In the last 30 years New Zealand agriculture has increased nitrogen use by over 600% from 62,000t to 452,000tonnes and cracks are starting to appear.
Anthropogenic inputs from intensive agriculture and poor practices can be harmful to the health of our waterways, precious wetlands rich in biodiversity and known for their many environmental benefits including filtering nutrients and carbon sequestration have been degraded or drained over time.
New Zealand has positioned itself well to feed a growing population, but land use change and intensification is adding pressure to ecosystems and in many cases degrading water quality. Because agriculture is so important to the NZ economy and the very social wellbeing of our people, how do we mitigate the impacts of intensive agriculture on the waterways so that future generations can enjoy the same privileges many of us had growing up.

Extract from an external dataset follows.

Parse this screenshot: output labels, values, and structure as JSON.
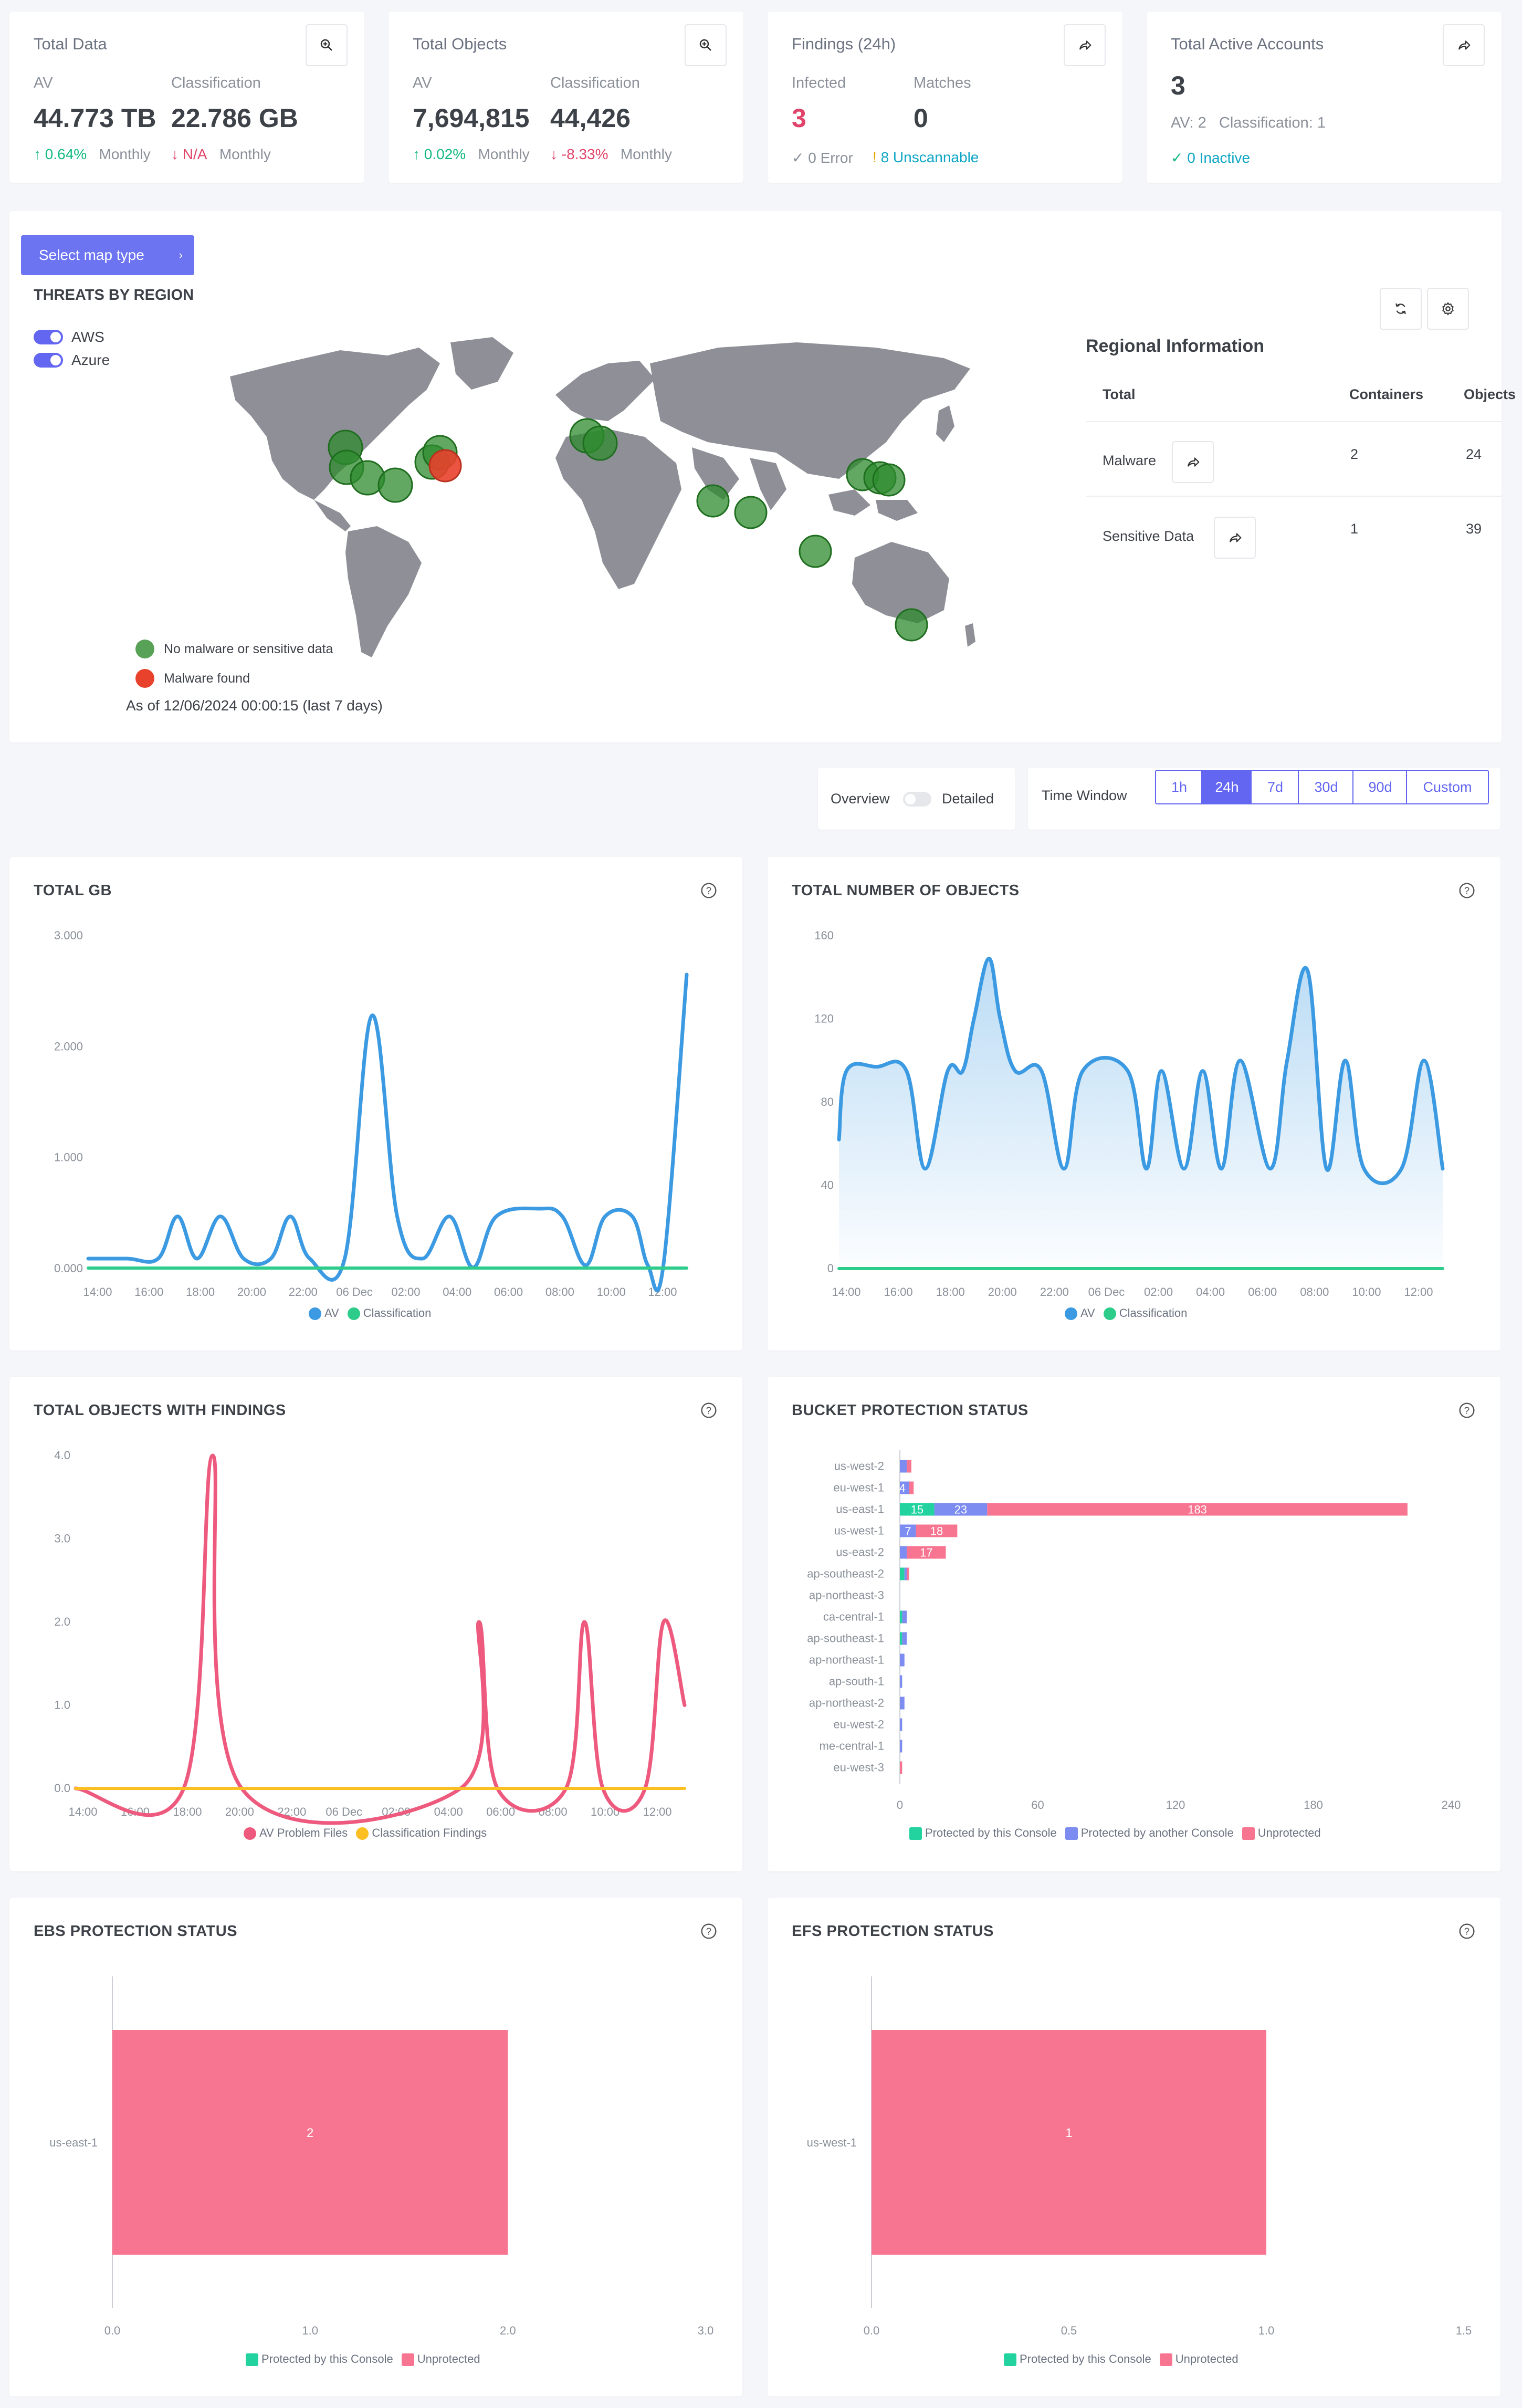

In this report, I review research on wetlands and other methods which have been proven to mitigate agriculture nutrient loss to waterways. In hope of finding a silver bullet to many water quality issues the answer really is not that simple, the dynamics of agriculture in NZ is diverse. Finding a solution is difficult due to different production systems, geographic, climatic and soil property differences.
I came to understand that many mitigation techniques are on farm management practices such as keeping your Olsen P within economic optimum range, avoid soil damaging activities, better effluent storage etc. I also discovered that land use capability should be at the crux of decision making when it comes to consenting what production system is suitable for that piece of land from an environmental perspective as its much cheaper to allocate the correct land use than back pedal damages to the water quality.
Wetlands are significant for many other reasons other than filtering nutrients and understanding their importance for biodiversity I discovered that they can be a useful tool in the toolbox and are recognised in nutrient budgeting models such as overseer, rejuvenating existing wetlands is a great place to start and constructed wetlands whilst costly can serve many purposes.